Monitoring Cloud Resources in Azure

You want to keep an eye on the resources you create: how healthy are they, are they performing as expected? Is there some problem that makes them slow or unresponsive? This is especially true of servers, created by IT staff, that others are using that need to stay up and running. For us as researchers creating resources to do our calculations, we want to know how long it's taking and hence how much will it cost? Do we need to add more power to get it to work?

This is an esoteric topic and is really specific to each type of service, but it's something to consider as 1) you may need to engage in a resource outside of the azure portal (e.g. in a VM, log-in and check the performance with standard tools like 'top' in Linux and the task manger in Windows) 2) create (and pay for!) yet another cloud resource for collective and 'managed' monitoring.

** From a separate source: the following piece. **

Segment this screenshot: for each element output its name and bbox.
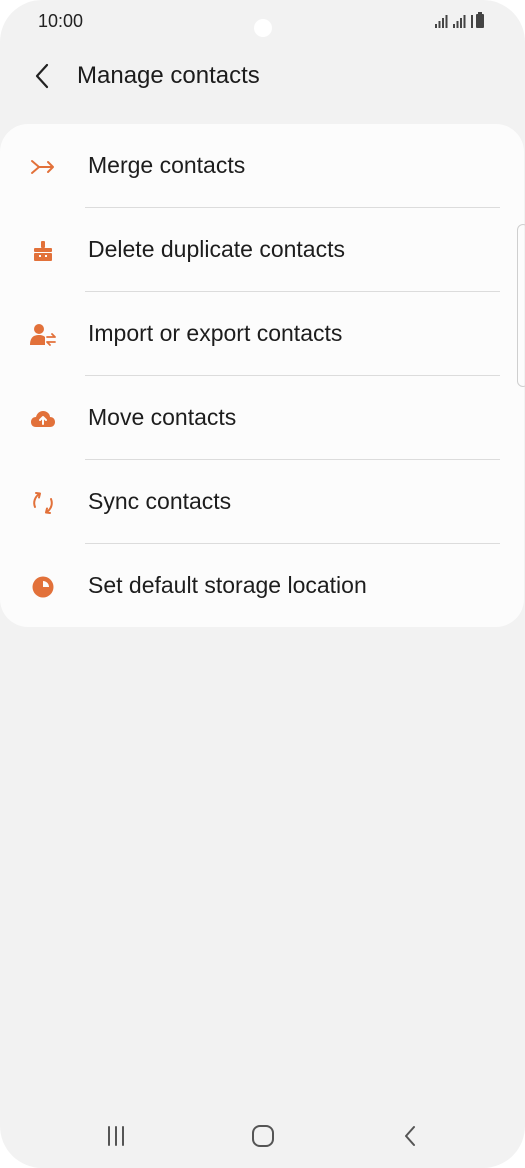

Why use cloud monitoring at all? If you were running a bunch of your own computers in your lab, you would just sit down and check on them using tools the operating system provided. In many systems you open and read the 'logs' or text files with a stream of the events and times they occured.

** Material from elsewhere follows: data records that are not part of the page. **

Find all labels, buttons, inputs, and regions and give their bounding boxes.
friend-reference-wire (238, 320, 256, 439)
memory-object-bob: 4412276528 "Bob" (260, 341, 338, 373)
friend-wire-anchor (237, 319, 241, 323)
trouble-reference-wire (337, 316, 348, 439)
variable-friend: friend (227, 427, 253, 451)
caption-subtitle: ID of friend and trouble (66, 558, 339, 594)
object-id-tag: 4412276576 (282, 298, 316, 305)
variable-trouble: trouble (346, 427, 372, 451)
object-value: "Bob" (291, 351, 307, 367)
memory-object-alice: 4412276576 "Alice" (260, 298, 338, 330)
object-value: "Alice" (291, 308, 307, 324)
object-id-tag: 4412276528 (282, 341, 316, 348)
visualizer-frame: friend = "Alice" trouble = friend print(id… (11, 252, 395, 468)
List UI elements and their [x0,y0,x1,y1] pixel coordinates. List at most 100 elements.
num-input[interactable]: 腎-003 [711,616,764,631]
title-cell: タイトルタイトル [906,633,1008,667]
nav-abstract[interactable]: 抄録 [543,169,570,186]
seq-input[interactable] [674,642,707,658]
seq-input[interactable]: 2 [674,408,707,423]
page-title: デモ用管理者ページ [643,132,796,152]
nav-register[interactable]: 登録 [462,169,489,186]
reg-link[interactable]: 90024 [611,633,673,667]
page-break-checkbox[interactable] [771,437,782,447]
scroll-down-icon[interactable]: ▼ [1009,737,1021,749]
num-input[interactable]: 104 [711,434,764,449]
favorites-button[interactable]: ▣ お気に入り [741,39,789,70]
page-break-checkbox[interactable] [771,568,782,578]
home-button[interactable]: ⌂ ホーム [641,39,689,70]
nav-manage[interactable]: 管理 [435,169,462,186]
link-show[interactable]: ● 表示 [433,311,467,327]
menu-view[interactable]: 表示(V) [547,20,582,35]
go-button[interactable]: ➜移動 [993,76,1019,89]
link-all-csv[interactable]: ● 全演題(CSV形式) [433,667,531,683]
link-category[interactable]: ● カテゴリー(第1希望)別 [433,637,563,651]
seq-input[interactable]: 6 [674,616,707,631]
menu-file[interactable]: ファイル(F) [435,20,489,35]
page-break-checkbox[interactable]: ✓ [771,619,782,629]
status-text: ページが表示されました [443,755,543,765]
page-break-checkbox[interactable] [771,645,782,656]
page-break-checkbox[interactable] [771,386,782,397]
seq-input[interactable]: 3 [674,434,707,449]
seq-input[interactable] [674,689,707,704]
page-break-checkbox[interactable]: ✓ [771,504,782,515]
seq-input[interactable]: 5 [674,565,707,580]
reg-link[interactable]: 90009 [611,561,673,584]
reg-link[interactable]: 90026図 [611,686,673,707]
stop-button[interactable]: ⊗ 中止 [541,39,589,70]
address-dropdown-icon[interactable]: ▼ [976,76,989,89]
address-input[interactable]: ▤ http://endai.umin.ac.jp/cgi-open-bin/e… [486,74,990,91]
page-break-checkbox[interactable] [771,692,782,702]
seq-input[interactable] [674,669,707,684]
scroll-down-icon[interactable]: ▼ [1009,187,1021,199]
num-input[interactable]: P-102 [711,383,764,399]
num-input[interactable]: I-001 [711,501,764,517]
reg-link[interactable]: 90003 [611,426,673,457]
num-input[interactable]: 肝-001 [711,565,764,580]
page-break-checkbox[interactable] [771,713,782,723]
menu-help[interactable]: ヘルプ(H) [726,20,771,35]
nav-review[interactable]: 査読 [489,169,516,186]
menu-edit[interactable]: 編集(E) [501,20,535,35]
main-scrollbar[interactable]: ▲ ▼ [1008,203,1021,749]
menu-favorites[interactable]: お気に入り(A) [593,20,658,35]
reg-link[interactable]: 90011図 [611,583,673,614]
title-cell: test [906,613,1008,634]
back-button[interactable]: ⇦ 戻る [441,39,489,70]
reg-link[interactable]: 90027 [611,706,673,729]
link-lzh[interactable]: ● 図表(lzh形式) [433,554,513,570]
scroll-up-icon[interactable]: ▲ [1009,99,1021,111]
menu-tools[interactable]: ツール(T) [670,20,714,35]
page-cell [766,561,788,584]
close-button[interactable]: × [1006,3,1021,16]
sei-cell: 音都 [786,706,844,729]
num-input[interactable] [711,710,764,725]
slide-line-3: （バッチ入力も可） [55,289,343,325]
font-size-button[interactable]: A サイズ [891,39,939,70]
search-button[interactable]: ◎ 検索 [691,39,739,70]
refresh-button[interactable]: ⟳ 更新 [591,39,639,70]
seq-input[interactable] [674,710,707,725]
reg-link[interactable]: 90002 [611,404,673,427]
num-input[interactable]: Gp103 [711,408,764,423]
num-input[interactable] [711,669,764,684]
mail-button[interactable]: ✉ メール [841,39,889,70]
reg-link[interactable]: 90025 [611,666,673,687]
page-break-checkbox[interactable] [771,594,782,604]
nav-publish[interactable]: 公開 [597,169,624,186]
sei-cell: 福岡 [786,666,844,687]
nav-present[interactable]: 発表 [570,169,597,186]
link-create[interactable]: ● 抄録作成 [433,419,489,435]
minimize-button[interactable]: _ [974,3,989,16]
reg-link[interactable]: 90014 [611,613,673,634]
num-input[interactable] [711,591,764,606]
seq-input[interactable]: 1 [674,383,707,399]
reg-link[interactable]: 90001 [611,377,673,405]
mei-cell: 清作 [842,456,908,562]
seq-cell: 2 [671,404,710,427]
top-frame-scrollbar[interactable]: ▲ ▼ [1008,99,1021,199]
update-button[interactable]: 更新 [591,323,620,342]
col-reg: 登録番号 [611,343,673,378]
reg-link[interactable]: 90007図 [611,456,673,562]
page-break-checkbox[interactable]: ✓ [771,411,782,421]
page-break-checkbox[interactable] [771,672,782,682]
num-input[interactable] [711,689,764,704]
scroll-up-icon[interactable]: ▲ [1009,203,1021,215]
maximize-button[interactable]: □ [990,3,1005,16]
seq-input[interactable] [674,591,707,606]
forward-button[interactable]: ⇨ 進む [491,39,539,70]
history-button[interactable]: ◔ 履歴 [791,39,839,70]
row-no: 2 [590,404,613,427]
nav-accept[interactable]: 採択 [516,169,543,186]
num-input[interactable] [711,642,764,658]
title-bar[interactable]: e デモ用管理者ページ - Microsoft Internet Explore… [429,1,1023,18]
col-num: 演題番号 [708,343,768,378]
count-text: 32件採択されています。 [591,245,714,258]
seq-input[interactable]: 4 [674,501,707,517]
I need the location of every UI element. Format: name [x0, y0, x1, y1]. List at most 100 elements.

Machines in the cloud provide new challenges. An obvious one is to be able to see statistics for many resources at once. How then does Azure collect data from each machine into central place and then let you browse it? A second challenge is, what happens to that information for a virtual machine that has crashed and is unresponsive, or has been intentionally turned off and deleted?

Monitoring Examples

For Azure virtual machines, Azure offers "Azure Monitor". Using it is completely optional and I don't have activities related to this service. If for your project you are working with a group of VM's, you are interested in performance, or you need performance information because your analysis is not completing then I would investigate this service.